Ein anderer Mythos über Privatdetektiv*innen trifft dagegen zu: "Die Ein-Mann-Detekteien, die man aus Filmen kennt, entsprechen tatsächlich der Wahrheit", erklärt Patrick. "Eine Detektei, die viele Festangestellte hat, ist sehr selten." Patrick bestätigt als Ausnahme die Regel: Er hat 2013 seine eigene Detektei gegründet, ist in ganz Deutschland und der Schweiz tätig. Er hat inzwischen fünf Festangestellte. Daneben bearbeiten über 40 selbstständige Detektiv*innen die Aufträge, die Patrick ihnen zuweist.

"Du kannst nicht in den Verkehr rasen"

Im Gespräch mit Patrick fällt auf, dass er häufig Wörter wie Observation oder Zielperson verwendet. Das sind die beiden Begriffe, um die sich der Alltag eines Detektivs hauptsächlich dreht. "Der Großteil unserer Arbeit sind Observationen", sagt Patrick. Die seien allerdings weniger spannend, als uns viele Filme glauben machen wollen: "Es kann schon sein, dass man 17 Stunden lang eine Tür anstarren muss, aus der niemand herauskommt." Geduld sei deshalb die Eigenschaft, die ein*e Detektiv*in auf jeden Fall mitbringen müsse.

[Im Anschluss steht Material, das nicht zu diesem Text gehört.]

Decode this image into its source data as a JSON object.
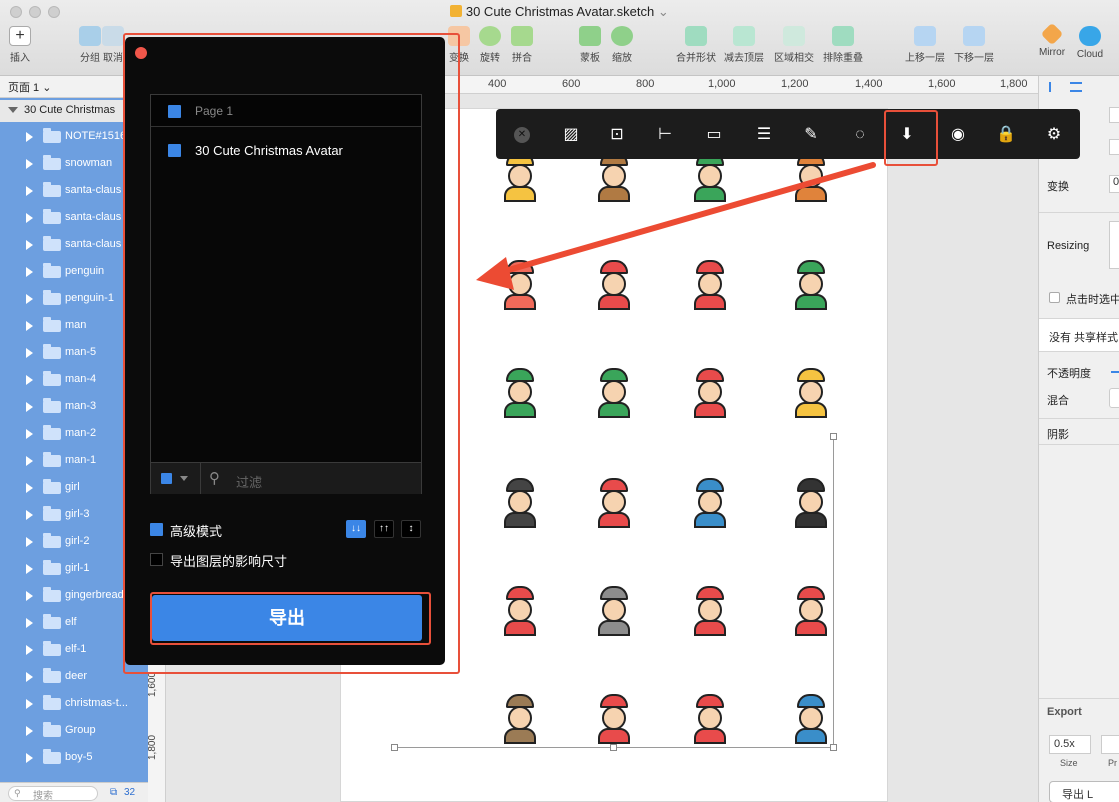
{
  "window": {
    "title": "30 Cute Christmas Avatar.sketch",
    "title_suffix": "⌄"
  },
  "toolbar_main": {
    "insert": "插入",
    "group": "分组",
    "cancel": "取消",
    "transform": "变换",
    "rotate": "旋转",
    "combine": "拼合",
    "mask": "蒙板",
    "scale": "缩放",
    "union": "合并形状",
    "subtract": "减去顶层",
    "intersect": "区域相交",
    "difference": "排除重叠",
    "forward": "上移一层",
    "backward": "下移一层",
    "mirror": "Mirror",
    "cloud": "Cloud"
  },
  "sidebar": {
    "page_select": "页面 1",
    "page_caret": "⌄",
    "document": "30 Cute Christmas",
    "layers": [
      "NOTE#1516",
      "snowman",
      "santa-claus",
      "santa-claus",
      "santa-claus",
      "penguin",
      "penguin-1",
      "man",
      "man-5",
      "man-4",
      "man-3",
      "man-2",
      "man-1",
      "girl",
      "girl-3",
      "girl-2",
      "girl-1",
      "gingerbread",
      "elf",
      "elf-1",
      "deer",
      "christmas-t...",
      "Group",
      "boy-5"
    ],
    "search_placeholder": "搜索",
    "count": "32"
  },
  "ruler": {
    "top": [
      "400",
      "600",
      "800",
      "1,000",
      "1,200",
      "1,400",
      "1,600",
      "1,800"
    ],
    "left": [
      "1,600",
      "1,800"
    ]
  },
  "float_toolbar": {
    "icons": [
      "close-icon",
      "hatch-icon",
      "artboard-icon",
      "slice-icon",
      "comment-icon",
      "list-icon",
      "brush-icon",
      "drop-icon",
      "export-icon",
      "eye-icon",
      "lock-icon",
      "gear-icon"
    ]
  },
  "export_panel": {
    "tree_header": "Page 1",
    "tree_item": "30 Cute Christmas Avatar",
    "filter_placeholder": "过滤",
    "advanced_mode": "高级模式",
    "export_influence": "导出图层的影响尺寸",
    "export_button": "导出",
    "sort_down": "↓↓",
    "sort_up": "↑↑",
    "sort_az": "↕"
  },
  "inspector": {
    "transform": "变换",
    "resizing": "Resizing",
    "click_select": "点击时选中",
    "no_shared": "没有 共享样式",
    "opacity": "不透明度",
    "blend": "混合",
    "shadow": "阴影",
    "export": "Export",
    "scale": "0.5x",
    "size": "Size",
    "prefix": "Pr",
    "export_layer_btn": "导出 L",
    "transform_value": "0"
  },
  "colors": {
    "accent": "#3b86e6",
    "highlight": "#e8503a",
    "sidebar": "#6d9fe0"
  }
}
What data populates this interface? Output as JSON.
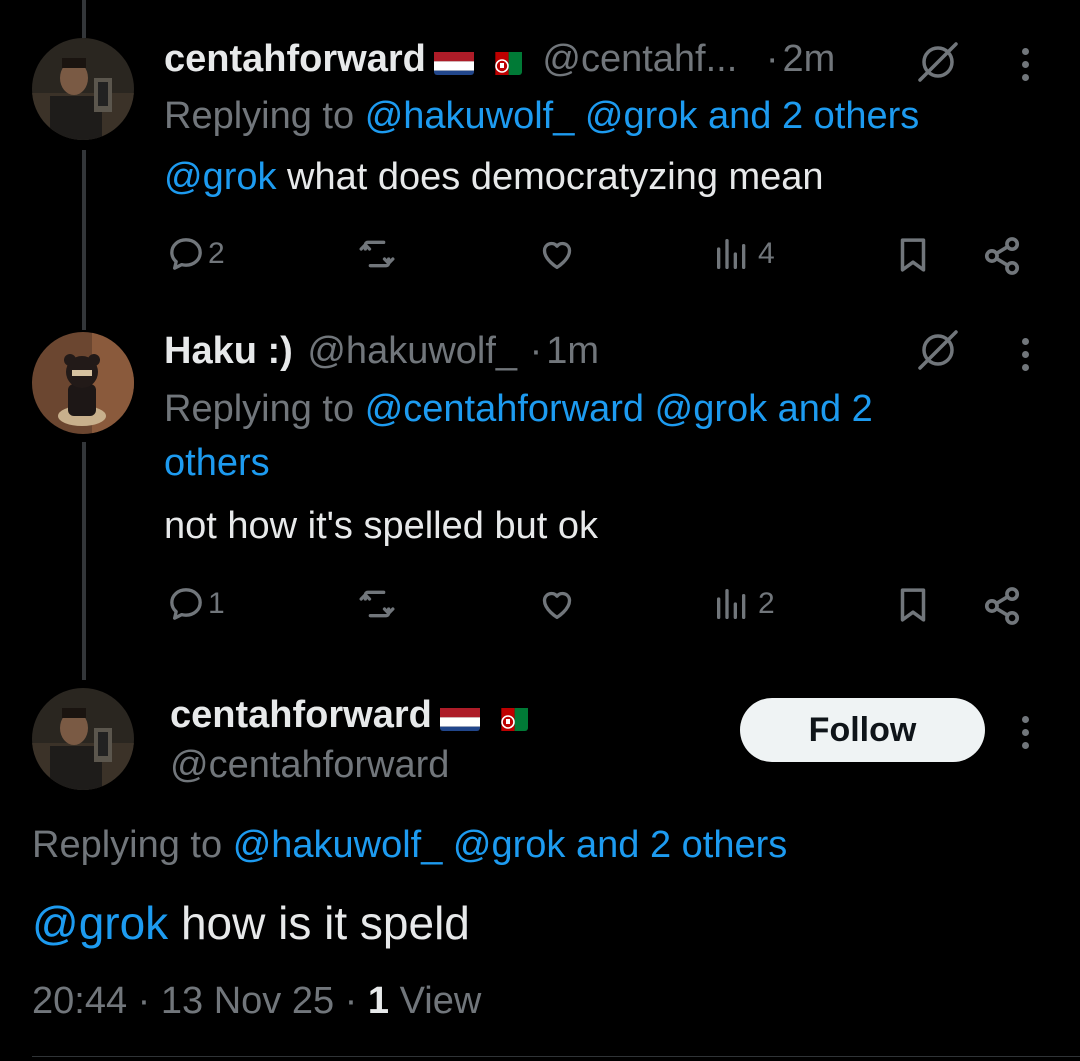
{
  "tweet1": {
    "display_name": "centahforward",
    "handle": "@centahf...",
    "sep": "·",
    "time": "2m",
    "replying_prefix": "Replying to",
    "replying_mentions": "@hakuwolf_ @grok and 2 others",
    "mention": "@grok",
    "body": " what does democratyzing mean",
    "replies": "2",
    "views": "4"
  },
  "tweet2": {
    "display_name": "Haku :)",
    "handle": "@hakuwolf_",
    "sep": "·",
    "time": "1m",
    "replying_prefix": "Replying to",
    "replying_line1": "@centahforward @grok and 2",
    "replying_line2": "others",
    "body": "not how it's spelled but ok",
    "replies": "1",
    "views": "2"
  },
  "main_tweet": {
    "display_name": "centahforward",
    "handle": "@centahforward",
    "follow_label": "Follow",
    "replying_prefix": "Replying to",
    "replying_mentions": "@hakuwolf_ @grok and 2 others",
    "mention": "@grok",
    "body": " how is it speld",
    "time": "20:44",
    "sep1": "·",
    "date": "13 Nov 25",
    "sep2": "·",
    "views_count": "1",
    "views_label": "View"
  },
  "colors": {
    "background": "#000000",
    "text": "#e7e9ea",
    "secondary": "#71767b",
    "link": "#1d9bf0",
    "follow_bg": "#eff3f4"
  },
  "icons": [
    "grok-icon",
    "more-icon",
    "reply-icon",
    "repost-icon",
    "like-icon",
    "views-icon",
    "bookmark-icon",
    "share-icon",
    "netherlands-flag-icon",
    "afghanistan-flag-icon"
  ]
}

Observationen müssen allerdings nicht immer öde sein. Genau das ist der Part, den Patrick am meisten an seinem Job liebt: Der Zielperson auf den Fersen zu bleiben, wenn es schwierig wird. Das heißt allerdings nicht, dass Detektiv*innen mit wild quietschenden Reifen und einer Waffe im Anschlag durch die Stadt rasen. "Das funktioniert nicht wie bei Till Schweiger, der im Tatort herumballert. Aber es macht Spaß, wenn sich die Zielperson viel bewegt, sodass man hochkonzentriert sein muss, um ihr überhaupt folgen zu können."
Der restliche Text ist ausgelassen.